Reading this took longer than I expected, to be honest. At first it read like a teenaged, in space version of Lord of the Flies, the first third of the latter being so utterly frustrating and depressing the whole 'classic' is still in the limbo of 'having started but not yet finished and doubt it will be any time soon.'

But then they managed to escape, and that was something fascinating.

I had it pegged as science fiction, not knowing it was YA. But that was just the setting. Turns out it was more superficial existentialism, far more philosophical than I expected it to be.

But then I guess are all sci-fis are in one way or another.

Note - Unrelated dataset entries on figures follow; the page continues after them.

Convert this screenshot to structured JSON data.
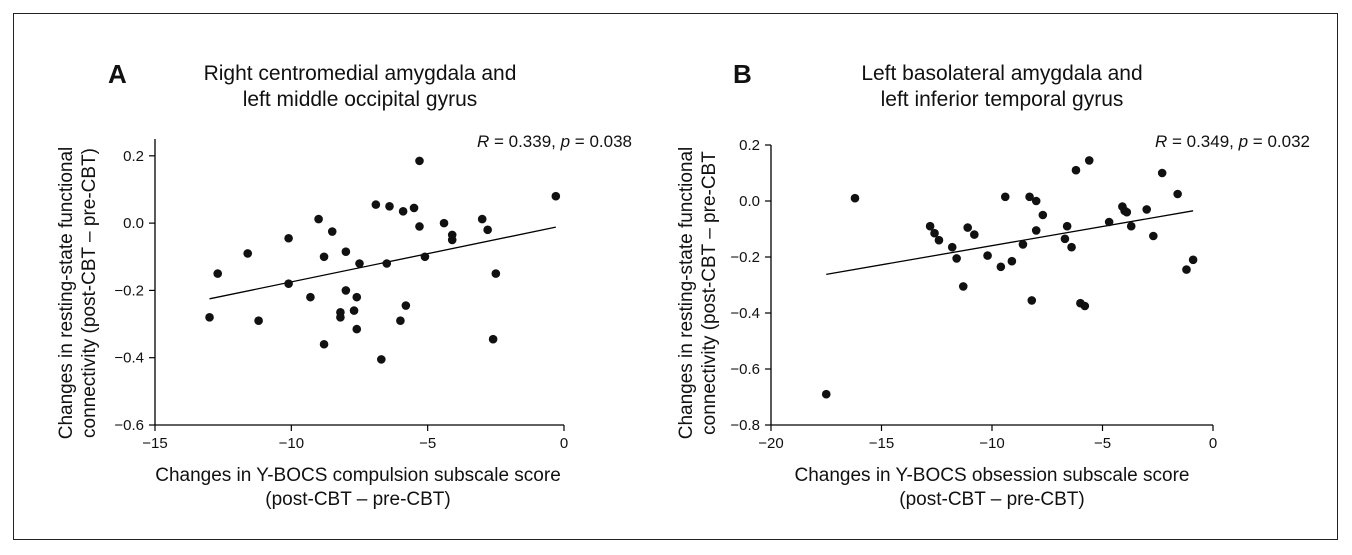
{
  "chart_data": [
    {
      "type": "scatter",
      "panel_letter": "A",
      "title": [
        "Right centromedial amygdala and",
        "left middle occipital gyrus"
      ],
      "annotation": {
        "r_label": "R",
        "r_value": " = 0.339, ",
        "p_label": "p",
        "p_value": " = 0.038"
      },
      "ylabel": [
        "Changes in resting-state functional",
        "connectivity (post-CBT – pre-CBT)"
      ],
      "xlabel": [
        "Changes in Y-BOCS compulsion subscale score",
        "(post-CBT – pre-CBT)"
      ],
      "xlim": [
        -15,
        0
      ],
      "ylim": [
        -0.6,
        0.25
      ],
      "xticks": [
        -15,
        -10,
        -5,
        0
      ],
      "xtick_labels": [
        "−15",
        "−10",
        "−5",
        "0"
      ],
      "yticks": [
        -0.6,
        -0.4,
        -0.2,
        0.0,
        0.2
      ],
      "ytick_labels": [
        "−0.6",
        "−0.4",
        "−0.2",
        "0.0",
        "0.2"
      ],
      "fit_line": [
        [
          -13,
          -0.225
        ],
        [
          -0.3,
          -0.012
        ]
      ],
      "points": [
        [
          -13.0,
          -0.28
        ],
        [
          -12.7,
          -0.15
        ],
        [
          -11.6,
          -0.09
        ],
        [
          -11.2,
          -0.29
        ],
        [
          -10.1,
          -0.045
        ],
        [
          -10.1,
          -0.18
        ],
        [
          -9.3,
          -0.22
        ],
        [
          -9.0,
          0.012
        ],
        [
          -8.8,
          -0.36
        ],
        [
          -8.8,
          -0.1
        ],
        [
          -8.5,
          -0.025
        ],
        [
          -8.2,
          -0.265
        ],
        [
          -8.2,
          -0.28
        ],
        [
          -8.0,
          -0.085
        ],
        [
          -8.0,
          -0.2
        ],
        [
          -7.7,
          -0.26
        ],
        [
          -7.6,
          -0.22
        ],
        [
          -7.6,
          -0.315
        ],
        [
          -7.5,
          -0.12
        ],
        [
          -6.9,
          0.055
        ],
        [
          -6.7,
          -0.405
        ],
        [
          -6.5,
          -0.12
        ],
        [
          -6.4,
          0.05
        ],
        [
          -6.0,
          -0.29
        ],
        [
          -5.9,
          0.035
        ],
        [
          -5.8,
          -0.245
        ],
        [
          -5.5,
          0.045
        ],
        [
          -5.3,
          0.185
        ],
        [
          -5.3,
          -0.01
        ],
        [
          -5.1,
          -0.1
        ],
        [
          -4.4,
          0.0
        ],
        [
          -4.1,
          -0.035
        ],
        [
          -4.1,
          -0.05
        ],
        [
          -3.0,
          0.012
        ],
        [
          -2.8,
          -0.02
        ],
        [
          -2.6,
          -0.345
        ],
        [
          -2.5,
          -0.15
        ],
        [
          -0.3,
          0.08
        ]
      ]
    },
    {
      "type": "scatter",
      "panel_letter": "B",
      "title": [
        "Left basolateral amygdala and",
        "left inferior temporal gyrus"
      ],
      "annotation": {
        "r_label": "R",
        "r_value": " = 0.349, ",
        "p_label": "p",
        "p_value": " = 0.032"
      },
      "ylabel": [
        "Changes in resting-state functional",
        "connectivity (post-CBT – pre-CBT"
      ],
      "xlabel": [
        "Changes in Y-BOCS obsession subscale score",
        "(post-CBT – pre-CBT)"
      ],
      "xlim": [
        -20,
        0
      ],
      "ylim": [
        -0.8,
        0.2
      ],
      "xticks": [
        -20,
        -15,
        -10,
        -5,
        0
      ],
      "xtick_labels": [
        "−20",
        "−15",
        "−10",
        "−5",
        "0"
      ],
      "yticks": [
        -0.8,
        -0.6,
        -0.4,
        -0.2,
        0.0,
        0.2
      ],
      "ytick_labels": [
        "−0.8",
        "−0.6",
        "−0.4",
        "−0.2",
        "0.0",
        "0.2"
      ],
      "fit_line": [
        [
          -17.5,
          -0.262
        ],
        [
          -0.9,
          -0.035
        ]
      ],
      "points": [
        [
          -17.5,
          -0.69
        ],
        [
          -16.2,
          0.01
        ],
        [
          -12.8,
          -0.09
        ],
        [
          -12.6,
          -0.115
        ],
        [
          -12.4,
          -0.14
        ],
        [
          -11.8,
          -0.165
        ],
        [
          -11.6,
          -0.205
        ],
        [
          -11.3,
          -0.305
        ],
        [
          -11.1,
          -0.095
        ],
        [
          -10.8,
          -0.12
        ],
        [
          -10.2,
          -0.195
        ],
        [
          -9.6,
          -0.235
        ],
        [
          -9.4,
          0.015
        ],
        [
          -9.1,
          -0.215
        ],
        [
          -8.6,
          -0.155
        ],
        [
          -8.3,
          0.015
        ],
        [
          -8.2,
          -0.355
        ],
        [
          -8.0,
          0.0
        ],
        [
          -8.0,
          -0.105
        ],
        [
          -7.7,
          -0.05
        ],
        [
          -6.7,
          -0.135
        ],
        [
          -6.6,
          -0.09
        ],
        [
          -6.4,
          -0.165
        ],
        [
          -6.2,
          0.11
        ],
        [
          -6.0,
          -0.365
        ],
        [
          -5.8,
          -0.375
        ],
        [
          -5.6,
          0.145
        ],
        [
          -4.7,
          -0.075
        ],
        [
          -4.1,
          -0.02
        ],
        [
          -4.0,
          -0.035
        ],
        [
          -3.9,
          -0.04
        ],
        [
          -3.7,
          -0.09
        ],
        [
          -3.0,
          -0.03
        ],
        [
          -2.7,
          -0.125
        ],
        [
          -2.3,
          0.1
        ],
        [
          -1.6,
          0.025
        ],
        [
          -1.2,
          -0.245
        ],
        [
          -0.9,
          -0.21
        ]
      ]
    }
  ]
}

The protagonist is gay. That's apparently a big deal. I keep thinking we should be at an age where one's sexuality no longer matters any more. It should be a trivia, a side note, but no longer a plot point. Sort of like he has green eyes, brown hair, olive skin.

Clearly, I was wrong.

By the way I think the above description is only possible in the case of mutation or engineering. (? do correct me if I'm wrong).

Apparently having moved on to colonising other planets, homosexuals are still cast as outsiders. Something of an anomaly. That was a 'geee, years and years of evolution and revolution and we are still labelling homosexuals and casting homosexuals out, thanks a lot humanity, you have utterly, utterly failed me' moment.

Also the fact that an AI spent time marvelling at the fact that the protagonist loved two people, a male and a female (his family, essentially) at the same time, and that they both loved him back something fierce was... I dunno. Disappointing.

Not to mention the space colonisation started off as a warring between countries instead of a joint effort of human as a species. It left me feel, dejected. I'm not sure that's the right word, but it was something of a very bleak and depressing future. As a species we haven't learned much, I guess.

Yes, I know it's fiction. But looking at the world at large, it's not surprising, just very disheartening.

So in comparison, the bugs, whether small, medium or large, weren't as jarring as they'd been for some others whose review I've read.

I guess it managed some sort of a happy ending. It was a hasty round up though, but reading the notes from the author I realise this was a NaNoWriMo thing, so it was less surprising.